1

Topic: Bug in font-face matching

If you take the sample input from 3.3.2

<center>
The PHP <s>software</s> script used for this <strike>web-page</strike> web-page is <font style="font-weight: bold " face=arial size='+3' color   =  "red  ">htmLawedTest.php</font>, from <u style= 'color:green'>PHP Labware</u>.
</center> 

And put it in the test as of 1.1.11 (http://www.bioinformatics.org/phplabwar … edTest.php), the "a" in arial gets chopped off.

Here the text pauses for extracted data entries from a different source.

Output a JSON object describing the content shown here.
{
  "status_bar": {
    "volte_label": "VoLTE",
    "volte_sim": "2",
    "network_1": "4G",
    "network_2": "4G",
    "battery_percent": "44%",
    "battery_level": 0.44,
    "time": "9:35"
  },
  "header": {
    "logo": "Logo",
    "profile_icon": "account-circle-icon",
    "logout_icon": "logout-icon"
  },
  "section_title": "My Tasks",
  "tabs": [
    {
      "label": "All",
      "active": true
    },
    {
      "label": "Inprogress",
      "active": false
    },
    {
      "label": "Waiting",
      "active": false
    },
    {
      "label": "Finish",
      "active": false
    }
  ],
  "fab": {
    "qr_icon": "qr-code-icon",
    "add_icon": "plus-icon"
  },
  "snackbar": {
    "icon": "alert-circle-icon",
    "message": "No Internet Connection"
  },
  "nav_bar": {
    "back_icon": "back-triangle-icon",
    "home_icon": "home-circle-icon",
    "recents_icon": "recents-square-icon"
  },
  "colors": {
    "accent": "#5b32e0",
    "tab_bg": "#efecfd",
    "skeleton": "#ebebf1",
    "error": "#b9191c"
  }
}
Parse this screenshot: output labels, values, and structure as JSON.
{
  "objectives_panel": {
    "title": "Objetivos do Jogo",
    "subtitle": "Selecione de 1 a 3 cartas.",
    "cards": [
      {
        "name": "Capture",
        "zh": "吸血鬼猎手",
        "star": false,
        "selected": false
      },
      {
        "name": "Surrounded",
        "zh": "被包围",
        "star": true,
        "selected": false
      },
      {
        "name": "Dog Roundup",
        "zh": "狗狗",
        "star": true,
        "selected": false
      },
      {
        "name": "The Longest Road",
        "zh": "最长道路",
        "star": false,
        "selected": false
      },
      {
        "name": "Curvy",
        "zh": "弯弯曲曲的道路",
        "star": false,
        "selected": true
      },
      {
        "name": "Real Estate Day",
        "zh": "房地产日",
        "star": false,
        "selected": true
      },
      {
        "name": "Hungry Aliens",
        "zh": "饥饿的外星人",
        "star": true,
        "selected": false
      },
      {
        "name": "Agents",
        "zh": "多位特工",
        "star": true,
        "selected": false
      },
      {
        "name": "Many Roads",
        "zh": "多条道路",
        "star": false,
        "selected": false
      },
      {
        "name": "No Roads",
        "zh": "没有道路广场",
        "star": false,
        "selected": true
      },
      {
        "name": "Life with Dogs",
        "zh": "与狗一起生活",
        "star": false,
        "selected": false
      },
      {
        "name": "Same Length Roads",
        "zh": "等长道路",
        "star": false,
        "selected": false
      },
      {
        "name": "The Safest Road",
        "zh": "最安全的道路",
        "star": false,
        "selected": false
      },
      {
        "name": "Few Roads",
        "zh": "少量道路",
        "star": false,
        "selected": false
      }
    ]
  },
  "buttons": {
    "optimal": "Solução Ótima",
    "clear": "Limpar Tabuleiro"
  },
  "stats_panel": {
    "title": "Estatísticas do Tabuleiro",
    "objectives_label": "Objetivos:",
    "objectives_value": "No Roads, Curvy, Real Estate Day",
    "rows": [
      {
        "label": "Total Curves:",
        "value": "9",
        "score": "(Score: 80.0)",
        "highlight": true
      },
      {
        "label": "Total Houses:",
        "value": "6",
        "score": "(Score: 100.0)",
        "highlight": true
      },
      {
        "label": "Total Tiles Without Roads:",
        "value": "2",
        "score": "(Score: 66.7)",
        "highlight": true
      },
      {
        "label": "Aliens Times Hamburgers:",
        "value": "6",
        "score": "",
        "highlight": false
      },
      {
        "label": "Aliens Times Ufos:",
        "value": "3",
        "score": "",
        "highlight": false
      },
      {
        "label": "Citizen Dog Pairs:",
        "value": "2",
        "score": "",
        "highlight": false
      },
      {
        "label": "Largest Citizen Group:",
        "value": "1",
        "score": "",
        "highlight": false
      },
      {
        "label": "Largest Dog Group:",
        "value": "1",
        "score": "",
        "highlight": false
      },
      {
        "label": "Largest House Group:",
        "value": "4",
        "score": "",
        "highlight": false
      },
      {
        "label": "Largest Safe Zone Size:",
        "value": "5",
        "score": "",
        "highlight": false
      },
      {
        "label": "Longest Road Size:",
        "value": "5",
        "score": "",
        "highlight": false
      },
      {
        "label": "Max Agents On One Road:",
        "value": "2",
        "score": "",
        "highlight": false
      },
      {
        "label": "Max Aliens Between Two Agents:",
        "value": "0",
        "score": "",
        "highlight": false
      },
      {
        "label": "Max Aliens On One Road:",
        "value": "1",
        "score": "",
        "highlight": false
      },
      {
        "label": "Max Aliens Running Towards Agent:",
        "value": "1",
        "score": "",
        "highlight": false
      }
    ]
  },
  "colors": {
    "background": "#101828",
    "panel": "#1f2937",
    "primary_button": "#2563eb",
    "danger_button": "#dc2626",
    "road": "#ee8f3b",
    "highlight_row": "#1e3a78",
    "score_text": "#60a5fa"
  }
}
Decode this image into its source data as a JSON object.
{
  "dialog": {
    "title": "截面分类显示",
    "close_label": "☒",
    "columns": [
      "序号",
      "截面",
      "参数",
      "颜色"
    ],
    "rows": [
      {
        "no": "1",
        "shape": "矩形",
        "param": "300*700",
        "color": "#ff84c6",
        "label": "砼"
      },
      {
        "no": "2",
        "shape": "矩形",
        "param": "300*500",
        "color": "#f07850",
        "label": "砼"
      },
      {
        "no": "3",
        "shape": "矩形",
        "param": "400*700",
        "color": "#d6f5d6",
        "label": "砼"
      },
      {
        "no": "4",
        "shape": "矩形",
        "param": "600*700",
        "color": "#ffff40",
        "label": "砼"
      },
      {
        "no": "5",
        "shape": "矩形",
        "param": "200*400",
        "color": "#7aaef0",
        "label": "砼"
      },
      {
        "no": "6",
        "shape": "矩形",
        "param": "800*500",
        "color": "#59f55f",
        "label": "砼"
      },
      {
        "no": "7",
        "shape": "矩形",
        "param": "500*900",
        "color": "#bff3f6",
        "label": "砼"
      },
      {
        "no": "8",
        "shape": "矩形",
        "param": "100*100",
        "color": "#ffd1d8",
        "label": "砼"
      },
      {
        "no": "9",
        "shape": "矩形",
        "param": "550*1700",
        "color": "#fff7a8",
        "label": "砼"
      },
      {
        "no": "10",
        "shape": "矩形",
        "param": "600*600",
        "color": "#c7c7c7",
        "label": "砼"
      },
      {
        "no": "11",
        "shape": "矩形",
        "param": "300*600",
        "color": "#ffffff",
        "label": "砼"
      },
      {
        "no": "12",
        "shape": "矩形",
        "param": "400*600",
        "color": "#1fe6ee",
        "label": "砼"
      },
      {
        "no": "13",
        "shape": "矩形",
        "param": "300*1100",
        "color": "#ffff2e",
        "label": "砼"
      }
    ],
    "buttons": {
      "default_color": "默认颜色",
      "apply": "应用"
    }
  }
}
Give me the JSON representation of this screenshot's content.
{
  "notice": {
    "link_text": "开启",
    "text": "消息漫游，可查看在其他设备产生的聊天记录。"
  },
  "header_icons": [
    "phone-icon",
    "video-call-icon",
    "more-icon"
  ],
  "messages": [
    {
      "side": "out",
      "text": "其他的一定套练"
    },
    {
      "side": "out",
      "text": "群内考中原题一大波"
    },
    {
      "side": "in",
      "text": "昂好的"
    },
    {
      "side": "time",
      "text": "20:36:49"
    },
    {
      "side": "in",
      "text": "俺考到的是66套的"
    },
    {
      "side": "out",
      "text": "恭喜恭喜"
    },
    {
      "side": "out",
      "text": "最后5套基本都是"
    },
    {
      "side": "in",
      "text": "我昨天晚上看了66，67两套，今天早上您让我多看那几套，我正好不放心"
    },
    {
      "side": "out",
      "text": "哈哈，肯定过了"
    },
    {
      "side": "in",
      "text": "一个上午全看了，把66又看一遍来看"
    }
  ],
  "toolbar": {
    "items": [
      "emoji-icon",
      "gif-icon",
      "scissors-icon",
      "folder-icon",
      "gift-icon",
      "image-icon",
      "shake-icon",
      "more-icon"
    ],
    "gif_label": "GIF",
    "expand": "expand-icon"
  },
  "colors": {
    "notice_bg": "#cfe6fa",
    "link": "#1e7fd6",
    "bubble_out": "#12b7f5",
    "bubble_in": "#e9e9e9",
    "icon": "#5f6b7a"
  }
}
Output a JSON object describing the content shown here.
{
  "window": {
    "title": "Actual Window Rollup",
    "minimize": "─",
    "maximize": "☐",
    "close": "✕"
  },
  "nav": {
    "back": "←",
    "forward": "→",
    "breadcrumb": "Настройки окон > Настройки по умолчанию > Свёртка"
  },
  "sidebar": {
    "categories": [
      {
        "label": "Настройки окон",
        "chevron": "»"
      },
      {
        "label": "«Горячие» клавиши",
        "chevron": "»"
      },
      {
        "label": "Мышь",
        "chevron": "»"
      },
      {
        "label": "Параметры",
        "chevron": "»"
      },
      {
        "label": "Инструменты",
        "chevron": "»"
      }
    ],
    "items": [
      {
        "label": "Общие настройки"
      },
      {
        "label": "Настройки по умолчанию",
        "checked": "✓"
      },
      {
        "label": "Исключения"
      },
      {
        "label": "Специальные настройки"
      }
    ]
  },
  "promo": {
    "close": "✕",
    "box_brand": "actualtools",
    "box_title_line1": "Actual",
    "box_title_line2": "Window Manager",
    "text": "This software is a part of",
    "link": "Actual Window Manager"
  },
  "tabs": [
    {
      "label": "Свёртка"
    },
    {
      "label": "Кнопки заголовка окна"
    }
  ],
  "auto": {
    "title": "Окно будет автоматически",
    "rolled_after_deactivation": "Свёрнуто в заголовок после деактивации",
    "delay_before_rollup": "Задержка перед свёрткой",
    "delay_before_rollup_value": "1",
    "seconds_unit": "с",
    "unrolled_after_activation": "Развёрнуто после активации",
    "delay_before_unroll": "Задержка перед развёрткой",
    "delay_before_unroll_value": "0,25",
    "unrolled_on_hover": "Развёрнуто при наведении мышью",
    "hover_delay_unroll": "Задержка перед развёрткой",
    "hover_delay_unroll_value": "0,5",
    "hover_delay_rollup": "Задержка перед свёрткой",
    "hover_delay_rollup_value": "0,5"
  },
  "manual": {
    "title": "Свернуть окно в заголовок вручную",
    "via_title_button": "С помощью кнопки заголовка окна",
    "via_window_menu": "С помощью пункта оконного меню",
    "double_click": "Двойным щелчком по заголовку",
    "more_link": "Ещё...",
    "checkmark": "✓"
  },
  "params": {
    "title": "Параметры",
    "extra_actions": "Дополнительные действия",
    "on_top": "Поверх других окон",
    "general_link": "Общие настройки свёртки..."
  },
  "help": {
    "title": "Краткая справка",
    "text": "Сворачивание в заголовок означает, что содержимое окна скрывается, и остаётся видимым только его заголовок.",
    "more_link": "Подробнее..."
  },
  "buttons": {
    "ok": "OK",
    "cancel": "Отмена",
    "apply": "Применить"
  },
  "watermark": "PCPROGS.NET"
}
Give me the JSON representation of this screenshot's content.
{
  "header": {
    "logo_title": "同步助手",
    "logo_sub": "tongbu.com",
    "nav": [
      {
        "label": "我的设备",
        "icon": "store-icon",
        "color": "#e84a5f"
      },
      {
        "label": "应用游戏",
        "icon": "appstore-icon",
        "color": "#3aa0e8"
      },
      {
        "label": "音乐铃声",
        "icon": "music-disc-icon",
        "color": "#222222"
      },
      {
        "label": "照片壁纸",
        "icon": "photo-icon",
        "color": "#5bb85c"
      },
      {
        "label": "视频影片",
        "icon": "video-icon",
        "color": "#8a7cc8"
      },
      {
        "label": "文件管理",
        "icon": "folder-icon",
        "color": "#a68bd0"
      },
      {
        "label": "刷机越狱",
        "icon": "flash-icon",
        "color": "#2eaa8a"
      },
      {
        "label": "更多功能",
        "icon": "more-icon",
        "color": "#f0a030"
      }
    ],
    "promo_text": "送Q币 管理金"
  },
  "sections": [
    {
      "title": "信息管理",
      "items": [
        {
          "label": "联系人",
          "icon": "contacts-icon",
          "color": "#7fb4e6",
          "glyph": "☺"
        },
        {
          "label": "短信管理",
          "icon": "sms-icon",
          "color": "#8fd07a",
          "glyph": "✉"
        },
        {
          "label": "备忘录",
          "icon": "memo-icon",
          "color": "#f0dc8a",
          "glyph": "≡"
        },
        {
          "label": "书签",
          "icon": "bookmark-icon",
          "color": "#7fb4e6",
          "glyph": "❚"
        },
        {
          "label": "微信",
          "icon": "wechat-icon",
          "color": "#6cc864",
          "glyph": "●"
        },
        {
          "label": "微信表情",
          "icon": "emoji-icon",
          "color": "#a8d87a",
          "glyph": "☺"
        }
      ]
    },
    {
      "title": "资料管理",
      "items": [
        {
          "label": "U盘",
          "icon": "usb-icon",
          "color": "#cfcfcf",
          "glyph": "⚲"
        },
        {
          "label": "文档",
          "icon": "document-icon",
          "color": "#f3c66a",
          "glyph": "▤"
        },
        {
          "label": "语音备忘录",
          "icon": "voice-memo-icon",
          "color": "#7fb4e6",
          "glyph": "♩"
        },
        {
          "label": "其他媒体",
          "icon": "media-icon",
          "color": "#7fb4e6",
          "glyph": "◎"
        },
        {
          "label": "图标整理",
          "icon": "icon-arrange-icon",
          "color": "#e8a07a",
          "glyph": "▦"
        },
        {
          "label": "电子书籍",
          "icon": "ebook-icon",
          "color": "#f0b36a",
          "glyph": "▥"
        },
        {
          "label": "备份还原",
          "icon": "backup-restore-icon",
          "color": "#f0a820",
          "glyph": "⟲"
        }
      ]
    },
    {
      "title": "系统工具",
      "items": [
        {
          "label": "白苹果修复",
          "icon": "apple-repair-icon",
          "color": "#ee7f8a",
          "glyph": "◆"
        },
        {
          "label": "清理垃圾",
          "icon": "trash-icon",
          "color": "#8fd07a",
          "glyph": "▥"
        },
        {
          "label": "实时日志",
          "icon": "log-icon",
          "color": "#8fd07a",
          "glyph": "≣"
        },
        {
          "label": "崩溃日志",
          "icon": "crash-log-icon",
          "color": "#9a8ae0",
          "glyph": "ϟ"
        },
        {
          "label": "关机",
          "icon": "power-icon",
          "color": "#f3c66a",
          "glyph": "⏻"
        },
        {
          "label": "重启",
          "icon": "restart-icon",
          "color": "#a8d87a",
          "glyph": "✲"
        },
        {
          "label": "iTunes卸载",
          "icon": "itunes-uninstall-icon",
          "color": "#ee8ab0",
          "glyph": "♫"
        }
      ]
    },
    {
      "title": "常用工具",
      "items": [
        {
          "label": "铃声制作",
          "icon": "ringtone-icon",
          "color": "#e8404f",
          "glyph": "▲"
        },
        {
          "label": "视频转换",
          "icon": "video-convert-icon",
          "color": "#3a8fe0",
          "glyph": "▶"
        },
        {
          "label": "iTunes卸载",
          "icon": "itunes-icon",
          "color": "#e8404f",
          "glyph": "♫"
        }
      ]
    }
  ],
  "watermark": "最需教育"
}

This can be fixed by changing lines 625-627 from:

 if(preg_match('`face\s*=\s*(\'|")([^=]+?)\\1`i', $a, $m) or preg_match('`face\s*=\s*([^"])(\S+)`i', $a, $m)){
  $a2 .= ' font-family: '. str_replace('"', '\'', trim($m[2])). ';';
 }

to

if(preg_match('`face\s*=\s*(\'|")([^=]+?)\\1`i', $a, $m)){
  $a2 .= ' font-family: '. str_replace('"', '\'', trim($m[2])). ';';
}elseif(preg_match('`face\s*=\s*(\S+)`i', $a, $m)){
  $a2 .= ' font-family: '. str_replace('"', '\'', trim($m[1])). ';';
 }

The problem is because the 1st regular expression pairing in the 2nd half of the if-statement takes away the character but doesn't need to (the first half would match quotes, and the \s* matches spaces.)

2

Re: Bug in font-face matching

Thank you for pointing out this bug. I have released version 1.1.12 of htmLawed to fix it. To avoid an if-else, I changed the second preg_match's regex pattern to

preg_match('`face\s*=(\s*)(\S+)`i', $a, $m)